Friday, Oct. 12, 1962
Taken Unawares
The perils that lurk in the big city are not all from muggers and mashers--as anyone knows who has listened to Manhattan's sirens incessantly ululating some emergency. In the past five weeks, for instance, New Yorkers and their guests have been taken unawares in some surprising ways.
Jack Badiner, 62, and his brother Julius, 60, operators of a knitting mill in Minneapolis, were walking on 43rd Street at Times Square when a motorcycle driven by Messenger Richard Zagami, 20, hit a hole in the street, bounced out of control and killed them both.
Some 200 people were eating lunch in Rosoff's Restaurant, also on 43rd Street just east of Times Square, when a Lincoln Continental sedan driven by Paul Bonadio, 59, shot out of a parking garage next door, caromed off the opposite curb and zoomed straight through Rosoff's window into the bar. Three people died in the shambles of glass and metal, and six others were injured.
Captain Robert Se'mer, 40, of Falls Church, Va., a Navy jet pilot, was walking with two companions along 47th Street near Third Avenue one evening when a high wind whipped a plank from a nearby building under construction. The plank crashed down on him and severed his right arm.

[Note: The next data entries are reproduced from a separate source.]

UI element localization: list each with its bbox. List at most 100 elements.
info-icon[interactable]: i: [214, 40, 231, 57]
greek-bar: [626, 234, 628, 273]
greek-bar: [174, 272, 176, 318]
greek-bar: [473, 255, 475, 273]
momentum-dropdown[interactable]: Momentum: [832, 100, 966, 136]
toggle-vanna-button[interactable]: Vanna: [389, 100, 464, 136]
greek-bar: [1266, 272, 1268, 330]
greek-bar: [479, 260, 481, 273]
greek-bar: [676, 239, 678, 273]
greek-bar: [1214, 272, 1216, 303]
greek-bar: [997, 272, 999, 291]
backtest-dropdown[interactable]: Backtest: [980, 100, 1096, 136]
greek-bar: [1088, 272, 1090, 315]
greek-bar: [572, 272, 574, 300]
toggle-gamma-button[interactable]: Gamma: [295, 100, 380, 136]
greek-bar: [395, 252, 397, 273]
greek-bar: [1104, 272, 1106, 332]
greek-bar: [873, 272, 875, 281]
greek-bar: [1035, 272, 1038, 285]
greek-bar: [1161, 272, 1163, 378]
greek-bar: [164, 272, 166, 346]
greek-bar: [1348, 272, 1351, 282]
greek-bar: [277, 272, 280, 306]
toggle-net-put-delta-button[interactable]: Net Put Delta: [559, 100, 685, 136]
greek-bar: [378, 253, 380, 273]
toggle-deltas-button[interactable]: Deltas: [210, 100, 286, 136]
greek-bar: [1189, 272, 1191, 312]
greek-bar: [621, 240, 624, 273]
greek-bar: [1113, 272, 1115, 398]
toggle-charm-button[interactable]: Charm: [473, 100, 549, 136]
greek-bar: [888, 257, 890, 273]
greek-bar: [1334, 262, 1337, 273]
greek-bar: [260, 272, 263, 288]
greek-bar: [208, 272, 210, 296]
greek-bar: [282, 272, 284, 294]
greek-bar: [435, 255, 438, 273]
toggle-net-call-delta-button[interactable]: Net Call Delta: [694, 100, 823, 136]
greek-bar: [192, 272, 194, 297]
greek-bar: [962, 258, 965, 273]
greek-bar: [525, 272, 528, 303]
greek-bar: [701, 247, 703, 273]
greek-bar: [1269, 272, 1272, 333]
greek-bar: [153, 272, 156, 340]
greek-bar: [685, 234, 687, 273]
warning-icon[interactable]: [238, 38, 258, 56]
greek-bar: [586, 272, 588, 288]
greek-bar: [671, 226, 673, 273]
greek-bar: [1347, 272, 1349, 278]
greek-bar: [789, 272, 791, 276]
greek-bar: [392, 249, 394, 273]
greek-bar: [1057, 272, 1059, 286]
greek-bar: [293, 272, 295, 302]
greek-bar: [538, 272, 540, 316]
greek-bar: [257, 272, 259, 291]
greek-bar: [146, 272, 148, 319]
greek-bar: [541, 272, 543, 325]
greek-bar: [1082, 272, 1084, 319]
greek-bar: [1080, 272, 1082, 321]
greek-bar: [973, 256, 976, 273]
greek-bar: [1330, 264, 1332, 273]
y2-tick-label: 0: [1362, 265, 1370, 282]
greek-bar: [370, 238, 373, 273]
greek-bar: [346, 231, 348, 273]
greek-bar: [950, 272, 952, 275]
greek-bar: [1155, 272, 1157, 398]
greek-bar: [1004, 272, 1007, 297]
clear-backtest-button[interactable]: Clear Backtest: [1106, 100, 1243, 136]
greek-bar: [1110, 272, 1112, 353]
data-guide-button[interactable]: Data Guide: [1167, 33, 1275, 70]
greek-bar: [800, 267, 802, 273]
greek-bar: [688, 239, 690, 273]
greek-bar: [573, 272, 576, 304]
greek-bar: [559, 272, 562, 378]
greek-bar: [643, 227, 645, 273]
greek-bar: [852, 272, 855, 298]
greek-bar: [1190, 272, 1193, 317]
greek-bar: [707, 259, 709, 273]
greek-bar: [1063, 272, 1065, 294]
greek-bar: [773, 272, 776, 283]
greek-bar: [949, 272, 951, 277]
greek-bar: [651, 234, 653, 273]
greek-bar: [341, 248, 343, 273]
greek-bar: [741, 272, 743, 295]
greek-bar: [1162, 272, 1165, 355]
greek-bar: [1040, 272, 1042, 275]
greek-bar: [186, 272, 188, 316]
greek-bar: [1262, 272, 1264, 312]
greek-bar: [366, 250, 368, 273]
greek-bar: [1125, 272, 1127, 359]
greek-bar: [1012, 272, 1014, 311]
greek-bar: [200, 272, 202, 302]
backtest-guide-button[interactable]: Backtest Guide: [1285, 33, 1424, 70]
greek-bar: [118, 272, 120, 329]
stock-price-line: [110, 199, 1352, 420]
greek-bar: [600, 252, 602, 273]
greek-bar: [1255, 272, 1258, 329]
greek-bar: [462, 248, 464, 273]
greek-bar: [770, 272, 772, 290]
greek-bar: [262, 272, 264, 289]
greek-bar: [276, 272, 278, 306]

One day last week at a New York Telephone Co. building at 213th Street and Broadway, the 500 office workers, mostly women in the company's clerical departments, were beginning their lunch hour. Some of them had left the building to eat, but it was the day before payday, and many of them had economized by bringing their own lunches and taking them down to the cafeteria in the basement. In the boiler room next to the cafeteria, the watch engineer had just stepped out to cash a check. It was 12 107. With a reverberating, mind-stopping roar, one of the three steel boilers, 15 ft. long and 5 ft. across, exploded at one end. The escaping steam roared out through the aperture with the thrust of a rocket, drove the boiler through the wall into the cafeteria, on through the ceiling into the first-floor accounting office, then hurtled down into the cafeteria again and through the far wall into a file room. Stumbling through the choking, smoking chaos of shattered walls and furniture and bodies, survivors thought the city must have been hit by an atomic bomb. Many of them joined hands in human chains to guide each other outside. Photographs of the blasted mass of wreckage had an eerie unreality, suggesting the paintings of Lyonel Feininger. Fire Commissioner Edward Thompson later diagnosed the disaster as a probable failure of automatic devices designed to regulate the boiler's water level. The toll: 21 dead, 86 injured.